浮月堂黄昏抄

風流候・原田浮月堂の花鳥風月な日々

「恋愛中毒」

No.3092
【今日の1冊】
恋愛という麻薬に溺れて
「恋愛中毒」

30代の頃、中学時代のGFが市立図書館の司書だったので、頼まれて図書館主催の読書会の講師を1年務めたことがある。
読書会は月1回だったのだが、その第1回目のテーマ本が山本文緒の「恋愛中毒」(1998)だった。
ずっと渡辺淳一の男目線の不倫小説を読んでいたのだが、女目線の不倫小説を読んでみよう、と「恋愛中毒」を27年ぶりに再読してみた。

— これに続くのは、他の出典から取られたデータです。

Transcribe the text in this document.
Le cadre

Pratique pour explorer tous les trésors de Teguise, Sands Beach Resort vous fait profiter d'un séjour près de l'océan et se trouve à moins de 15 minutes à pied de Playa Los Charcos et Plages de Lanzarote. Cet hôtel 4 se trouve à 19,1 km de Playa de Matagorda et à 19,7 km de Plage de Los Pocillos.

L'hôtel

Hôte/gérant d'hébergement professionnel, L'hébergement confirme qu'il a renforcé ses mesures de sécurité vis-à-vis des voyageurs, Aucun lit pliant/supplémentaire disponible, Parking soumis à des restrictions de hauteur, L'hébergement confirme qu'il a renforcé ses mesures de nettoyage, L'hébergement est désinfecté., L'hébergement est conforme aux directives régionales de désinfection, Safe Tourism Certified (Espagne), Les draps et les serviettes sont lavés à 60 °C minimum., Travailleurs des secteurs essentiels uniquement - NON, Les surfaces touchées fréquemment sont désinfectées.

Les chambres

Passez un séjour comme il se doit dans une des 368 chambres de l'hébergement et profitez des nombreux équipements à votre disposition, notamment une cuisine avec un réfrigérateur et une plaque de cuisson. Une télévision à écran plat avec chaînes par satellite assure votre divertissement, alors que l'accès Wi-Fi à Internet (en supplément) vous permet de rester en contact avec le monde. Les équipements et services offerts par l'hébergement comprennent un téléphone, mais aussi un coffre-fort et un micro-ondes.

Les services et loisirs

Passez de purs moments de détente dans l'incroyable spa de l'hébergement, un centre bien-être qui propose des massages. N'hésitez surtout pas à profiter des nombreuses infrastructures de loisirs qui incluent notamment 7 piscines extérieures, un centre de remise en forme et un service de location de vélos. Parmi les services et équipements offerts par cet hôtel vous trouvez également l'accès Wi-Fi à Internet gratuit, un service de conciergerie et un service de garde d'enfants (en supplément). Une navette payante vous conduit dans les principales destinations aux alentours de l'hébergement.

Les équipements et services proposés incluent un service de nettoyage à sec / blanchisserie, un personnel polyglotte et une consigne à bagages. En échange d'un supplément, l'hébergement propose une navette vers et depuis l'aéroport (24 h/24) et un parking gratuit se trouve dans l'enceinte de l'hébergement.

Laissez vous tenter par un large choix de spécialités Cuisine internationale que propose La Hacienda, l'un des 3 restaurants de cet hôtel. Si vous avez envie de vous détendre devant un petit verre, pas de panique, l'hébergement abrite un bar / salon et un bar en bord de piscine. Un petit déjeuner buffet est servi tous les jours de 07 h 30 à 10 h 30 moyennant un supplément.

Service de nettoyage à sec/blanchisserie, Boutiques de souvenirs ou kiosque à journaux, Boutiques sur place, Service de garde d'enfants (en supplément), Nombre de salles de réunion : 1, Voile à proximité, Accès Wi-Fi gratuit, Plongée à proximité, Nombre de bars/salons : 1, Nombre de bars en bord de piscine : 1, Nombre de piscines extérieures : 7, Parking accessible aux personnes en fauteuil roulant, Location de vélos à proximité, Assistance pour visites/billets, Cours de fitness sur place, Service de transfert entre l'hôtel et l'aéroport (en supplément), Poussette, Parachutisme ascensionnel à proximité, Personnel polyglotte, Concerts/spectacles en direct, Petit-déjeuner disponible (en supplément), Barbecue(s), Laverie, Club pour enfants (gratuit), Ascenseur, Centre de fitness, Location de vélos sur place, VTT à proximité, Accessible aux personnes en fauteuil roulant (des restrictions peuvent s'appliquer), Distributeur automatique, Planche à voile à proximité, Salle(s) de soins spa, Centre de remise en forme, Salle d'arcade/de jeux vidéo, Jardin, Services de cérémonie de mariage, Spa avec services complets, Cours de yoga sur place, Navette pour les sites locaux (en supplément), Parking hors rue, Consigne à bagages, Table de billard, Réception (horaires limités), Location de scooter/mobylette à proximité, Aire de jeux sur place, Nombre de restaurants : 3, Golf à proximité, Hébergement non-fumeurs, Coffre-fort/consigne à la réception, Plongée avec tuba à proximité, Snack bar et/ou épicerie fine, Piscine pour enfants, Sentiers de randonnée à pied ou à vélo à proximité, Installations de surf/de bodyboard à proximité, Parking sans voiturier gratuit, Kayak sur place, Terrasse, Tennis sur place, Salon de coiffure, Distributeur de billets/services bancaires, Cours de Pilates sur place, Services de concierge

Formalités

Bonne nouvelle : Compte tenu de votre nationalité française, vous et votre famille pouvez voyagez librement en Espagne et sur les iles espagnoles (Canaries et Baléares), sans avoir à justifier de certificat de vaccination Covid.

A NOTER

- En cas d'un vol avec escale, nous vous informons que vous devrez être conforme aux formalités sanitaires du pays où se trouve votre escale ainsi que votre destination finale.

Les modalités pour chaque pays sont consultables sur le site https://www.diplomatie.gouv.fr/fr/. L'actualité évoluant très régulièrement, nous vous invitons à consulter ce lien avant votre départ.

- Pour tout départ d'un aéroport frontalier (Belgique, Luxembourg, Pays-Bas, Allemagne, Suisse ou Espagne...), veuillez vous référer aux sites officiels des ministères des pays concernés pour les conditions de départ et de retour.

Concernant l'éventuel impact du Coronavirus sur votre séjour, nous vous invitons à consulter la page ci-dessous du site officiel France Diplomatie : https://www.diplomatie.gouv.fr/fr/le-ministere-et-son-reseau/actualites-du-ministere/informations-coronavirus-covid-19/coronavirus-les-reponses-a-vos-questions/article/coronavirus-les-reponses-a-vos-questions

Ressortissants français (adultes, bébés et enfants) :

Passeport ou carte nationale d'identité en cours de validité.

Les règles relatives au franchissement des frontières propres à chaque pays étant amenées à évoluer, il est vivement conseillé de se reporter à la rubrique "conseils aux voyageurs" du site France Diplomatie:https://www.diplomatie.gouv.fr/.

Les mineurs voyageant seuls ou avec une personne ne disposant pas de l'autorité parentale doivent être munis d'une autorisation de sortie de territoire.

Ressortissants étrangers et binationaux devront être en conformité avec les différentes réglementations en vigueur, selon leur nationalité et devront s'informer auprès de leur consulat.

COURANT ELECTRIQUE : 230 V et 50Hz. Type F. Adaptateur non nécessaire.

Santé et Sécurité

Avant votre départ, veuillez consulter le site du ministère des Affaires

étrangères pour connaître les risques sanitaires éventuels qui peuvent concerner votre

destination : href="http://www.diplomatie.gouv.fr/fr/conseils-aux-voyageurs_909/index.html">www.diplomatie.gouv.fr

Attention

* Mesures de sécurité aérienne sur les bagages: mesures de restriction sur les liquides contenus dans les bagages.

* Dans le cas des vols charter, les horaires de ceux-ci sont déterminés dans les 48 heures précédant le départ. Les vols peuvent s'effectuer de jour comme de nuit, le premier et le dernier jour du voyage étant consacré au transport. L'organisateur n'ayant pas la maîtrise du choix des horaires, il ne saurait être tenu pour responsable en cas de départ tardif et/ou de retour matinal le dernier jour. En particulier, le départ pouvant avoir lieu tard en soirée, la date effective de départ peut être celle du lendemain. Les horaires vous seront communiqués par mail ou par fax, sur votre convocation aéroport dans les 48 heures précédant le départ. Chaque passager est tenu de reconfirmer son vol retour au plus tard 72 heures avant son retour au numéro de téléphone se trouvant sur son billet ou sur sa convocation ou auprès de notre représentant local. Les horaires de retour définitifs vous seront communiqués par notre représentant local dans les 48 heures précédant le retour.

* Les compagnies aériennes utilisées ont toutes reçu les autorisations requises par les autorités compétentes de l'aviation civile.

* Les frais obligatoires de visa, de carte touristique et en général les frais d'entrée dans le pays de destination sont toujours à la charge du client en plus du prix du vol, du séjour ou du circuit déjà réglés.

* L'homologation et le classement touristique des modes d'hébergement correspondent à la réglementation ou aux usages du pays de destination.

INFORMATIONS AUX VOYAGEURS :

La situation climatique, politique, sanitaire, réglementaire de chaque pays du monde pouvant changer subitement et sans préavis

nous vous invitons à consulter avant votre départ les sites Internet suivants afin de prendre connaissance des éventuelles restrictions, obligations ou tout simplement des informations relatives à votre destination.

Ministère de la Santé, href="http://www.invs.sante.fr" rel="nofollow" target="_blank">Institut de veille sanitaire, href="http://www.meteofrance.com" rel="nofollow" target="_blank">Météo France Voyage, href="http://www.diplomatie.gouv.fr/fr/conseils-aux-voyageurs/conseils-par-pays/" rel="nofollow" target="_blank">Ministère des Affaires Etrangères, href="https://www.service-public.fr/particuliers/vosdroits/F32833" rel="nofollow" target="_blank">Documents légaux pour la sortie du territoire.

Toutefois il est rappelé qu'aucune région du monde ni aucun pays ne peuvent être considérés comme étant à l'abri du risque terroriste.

翻訳家と弁当屋のアルバイトを掛け持ちする、水無月美雨は三十路過ぎ。数年前に離婚をして今はひとり暮らしだ。
ある日、アルバイト先の弁当屋に小説家の創路功二郎が訪れる。昔から創路の大ファンだった水無月。強引で我儘で女好き。そんな創路と関係を持つのに時間はかからなかった。
地味で従順な女性に見えた水無月だったが、創路への想いが強くなるほどに、その狂気に満ちた愛は暴走していく。

久しぶりに「恋愛中毒」を再読し、昔よりもかなり衝撃的だった。創路の愛人になってから水無月が変化していった、と思っていたが、彼女は最初から壊れていたんだ。小説の後半から暴走が激化する水無月だが、それはまるで恋愛という麻薬に溺れていく、言わば恋愛中毒に蝕まれていく様子が描かれている。
しかし水無月の恋愛中毒はスティーヴン・キングの「ミザリー」とは違う。暴走する根底に、創路への愛を独占したい、という想い。それは自分から去って行った元夫との辛い過去を思い出したくないという気持ちなんだろう。
ラストは賛否両論あるだろうが、おれは良い結末だと思うんだが。
「恋愛中毒」は2000年にドラマ化されている。水無月薬師丸ひろ子、創路功二郎を鹿賀丈史が演じた。おれもドラマは全話観たが良く出来ていた。
木更津キャッツアイ」でも薬師丸ひろ子は壊れる女教師を演じていたが、なかなか素晴らしかった。